Entscheidungsstichwort (Thema)

"Beziehen" einer Ware setzt tatsächliche Sachherrschaft voraus

 

Leitsatz (amtlich)

Bezieher im Sinne von § 144 Abs. 1 Satz 2 BranntwMonG ist, zu wem das Erzeugnis physisch verbracht wird, so dass er den Gewahrsam, also tatsächliche Sachherrschaft, erlangt.

 

Normenkette

AMG § 2 Abs. 1-2, § 13 Abs. 1; BranntwMonG § 130 Abs. 1 S. 1 Nr. 1, § 132 Abs. 1 Nr. 1, Abs. 2 Nr. 4, § 139 Abs. 1, § 140 Abs. 1 Nr. 1, § 141 Abs. 1 Nr. 1, § 144 Abs. 1 S. 1 Nr. 1, S. 2; BrStV § 41 Abs. 8

 

Tatbestand

Die Klägerin wendet sich gegen einen Branntweinsteuerbescheid, der Vorgänge des Jahres 2006 besteuert.

  1. Das Unternehmen der Klägerin vertreibt Gesundheitsprodukte, die es nicht selbst herstellt, sondern von anderen für sich produzieren lässt - soweit es für diesen Fall von Bedeutung ist, durch die A AG (A) in deren Betriebsstätte "Werk B".

    a) Die Klägerin und A sind insoweit durch zwei Verträge miteinander verbunden, nämlich durch einen "Kooperationsvertrag" vom 17. Dezember 2002 (Bl. 99-108 der Akte des Beklagten) und einen "Herstellungs- und Verantwortungsabgrenzungsvertrag" vom 13. September 2004 (Bl. 109-137). Wesentlicher Inhalt der Verträge ist, dass A für die Klägerin Arzneimittel nach Herstellungsvorschriften produziert, die die Klägerin entsprechend den ihr erteilten arzneimittelrechtlichen Zulassungen vorgibt, und diese Produkte dann zu einem vereinbarten Preis an die Klägerin liefert. Die erforderlichen Rohstoffe stellt die Klägerin A kostenlos und rechtzeitig auf Anforderung zur Verfügung. Teilweise nahm A die entsprechenden Bestellungen vor.

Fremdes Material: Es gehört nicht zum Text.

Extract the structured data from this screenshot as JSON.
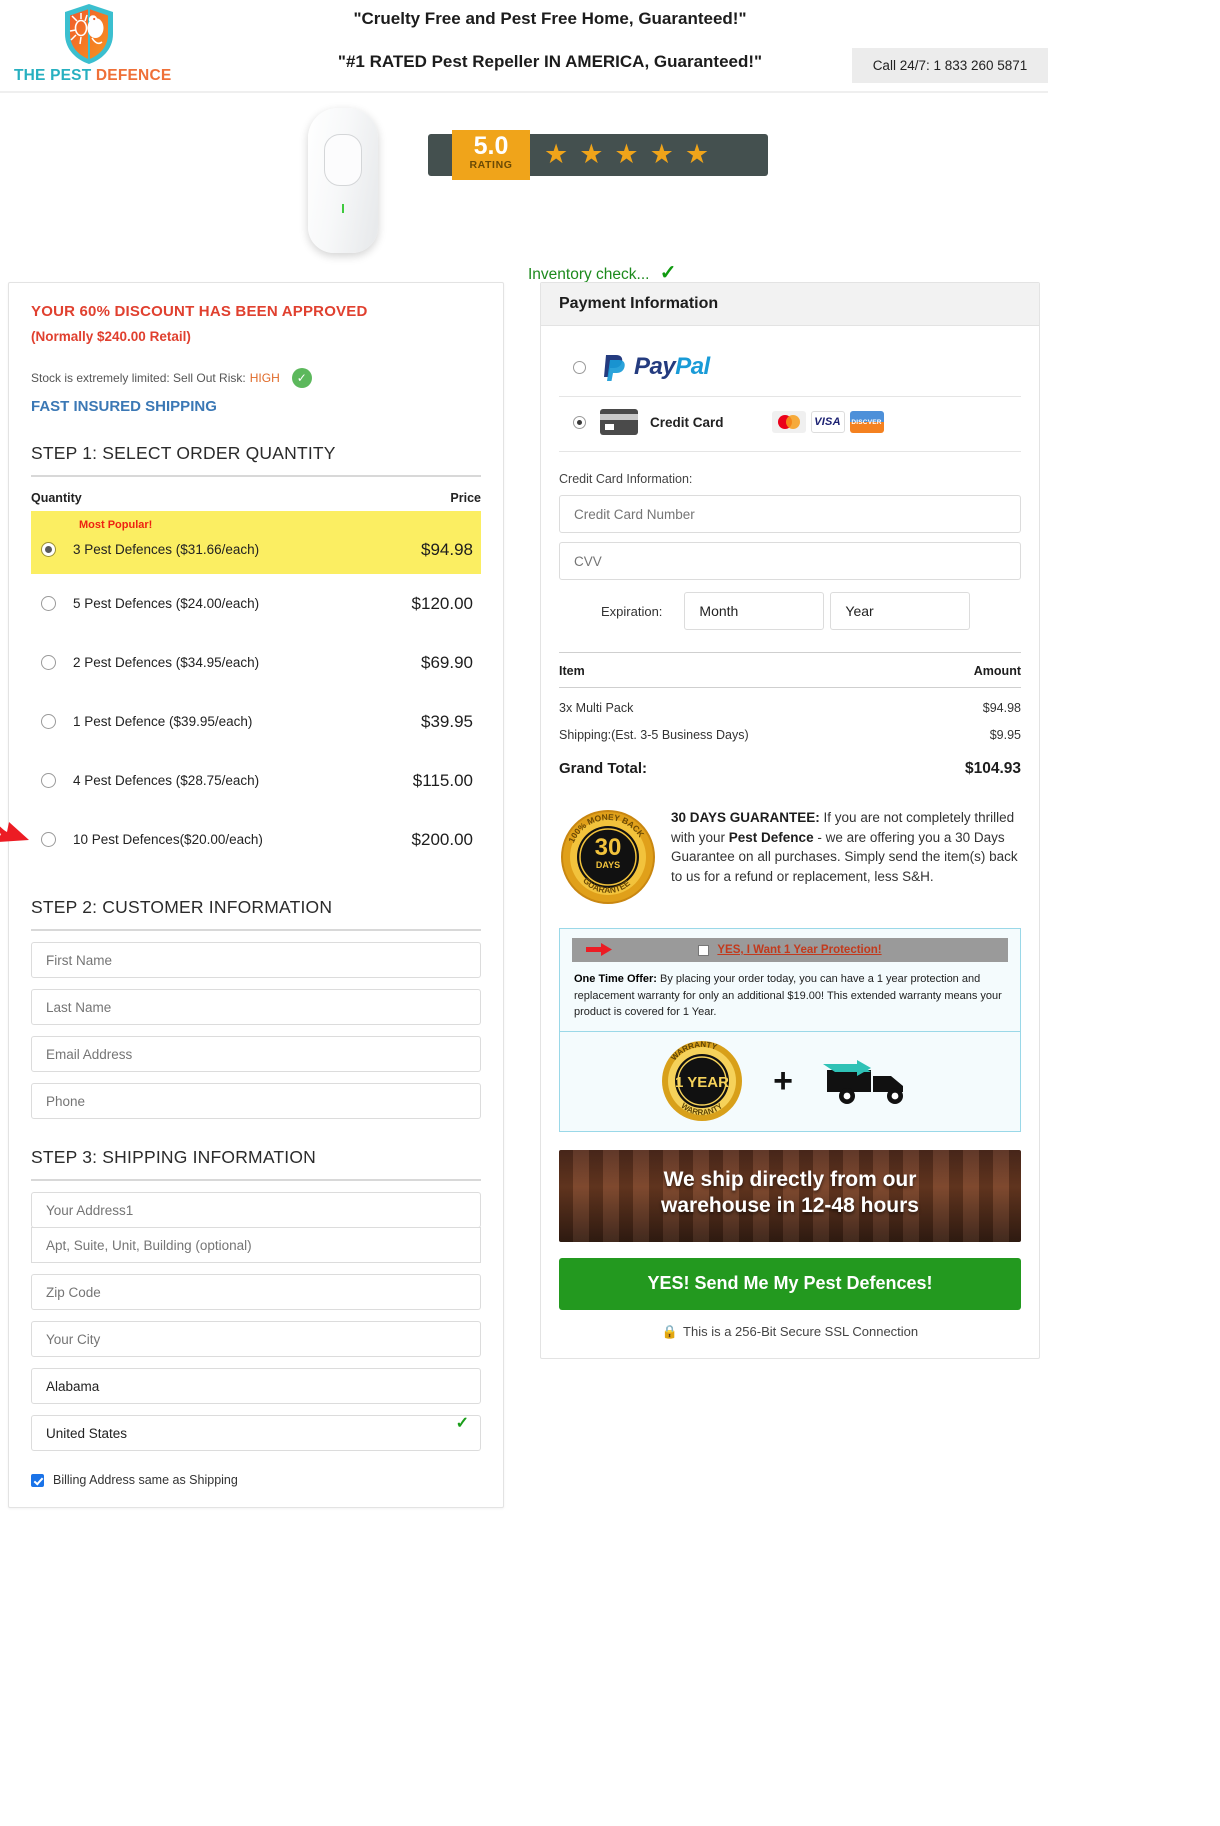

    b) A war die Erlaubnis nach dem Arzneimittelgesetz für die Herstellung der Arzneien und zur steuerfreien Verwendung von Branntwein nach § 139 Abs. 1, § 132 Abs. 1 Nr. 1 BranntwMonG erteilt worden. Diese Erlaubnis berechtigt neben der steuerfreien Verwendung von Branntwein und branntweinhaltigen Waren (im Folgenden: Erzeugnisse) zur Herstellung von Arzneimitteln auch zum Bezug der Erzeugnisse unter Steueraussetzung aus einem Steuerlager im Steuergebiet nach § 140 Abs. 1 Nr. 2 BranntwMonG.

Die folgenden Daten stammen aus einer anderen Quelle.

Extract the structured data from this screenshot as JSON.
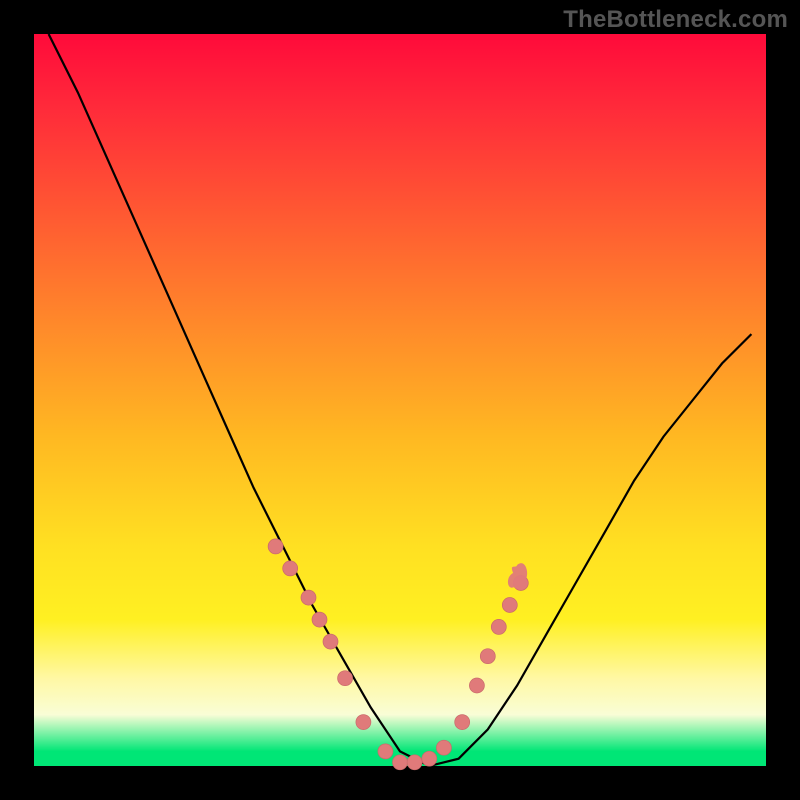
{
  "watermark": "TheBottleneck.com",
  "colors": {
    "dot": "#e07a7a",
    "dot_stroke": "#c96a6a",
    "curve": "#000000"
  },
  "chart_data": {
    "type": "line",
    "title": "",
    "xlabel": "",
    "ylabel": "",
    "xlim": [
      0,
      100
    ],
    "ylim": [
      0,
      100
    ],
    "grid": false,
    "legend": false,
    "series": [
      {
        "name": "curve",
        "x": [
          2,
          6,
          10,
          14,
          18,
          22,
          26,
          30,
          34,
          38,
          42,
          46,
          50,
          54,
          58,
          62,
          66,
          70,
          74,
          78,
          82,
          86,
          90,
          94,
          98
        ],
        "y": [
          100,
          92,
          83,
          74,
          65,
          56,
          47,
          38,
          30,
          22,
          15,
          8,
          2,
          0,
          1,
          5,
          11,
          18,
          25,
          32,
          39,
          45,
          50,
          55,
          59
        ]
      }
    ],
    "markers": {
      "name": "highlighted-points",
      "x": [
        33,
        35,
        37.5,
        39,
        40.5,
        42.5,
        45,
        48,
        50,
        52,
        54,
        56,
        58.5,
        60.5,
        62,
        63.5,
        65,
        66.5
      ],
      "y": [
        30,
        27,
        23,
        20,
        17,
        12,
        6,
        2,
        0.5,
        0.5,
        1,
        2.5,
        6,
        11,
        15,
        19,
        22,
        25
      ]
    },
    "flame_annotation": {
      "x": 66,
      "y": 25
    }
  }
}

    Eine Zulassung als so genannter berechtigter Empfänger (nach § 141 Abs. 3 BranntwMonG), die zum Bezug der Erzeugnisse unter Steueraussetzung aus anderen Mitgliedstaaten berechtigt, besaß A im streitigen Zeitraum 2006 nicht.

    c) Die Klägerin selbst hatte im Streitjahr eine arzneimittelrechtliche Erlaubnis lediglich für das Umfüllen, Abpacken und Kennzeichnen von Arzneimitteln.

    Die Klägerin hatte auf dem Betriebsgelände der A AG einen Raum angemietet und ihr Firmenschild am Eingang angebracht.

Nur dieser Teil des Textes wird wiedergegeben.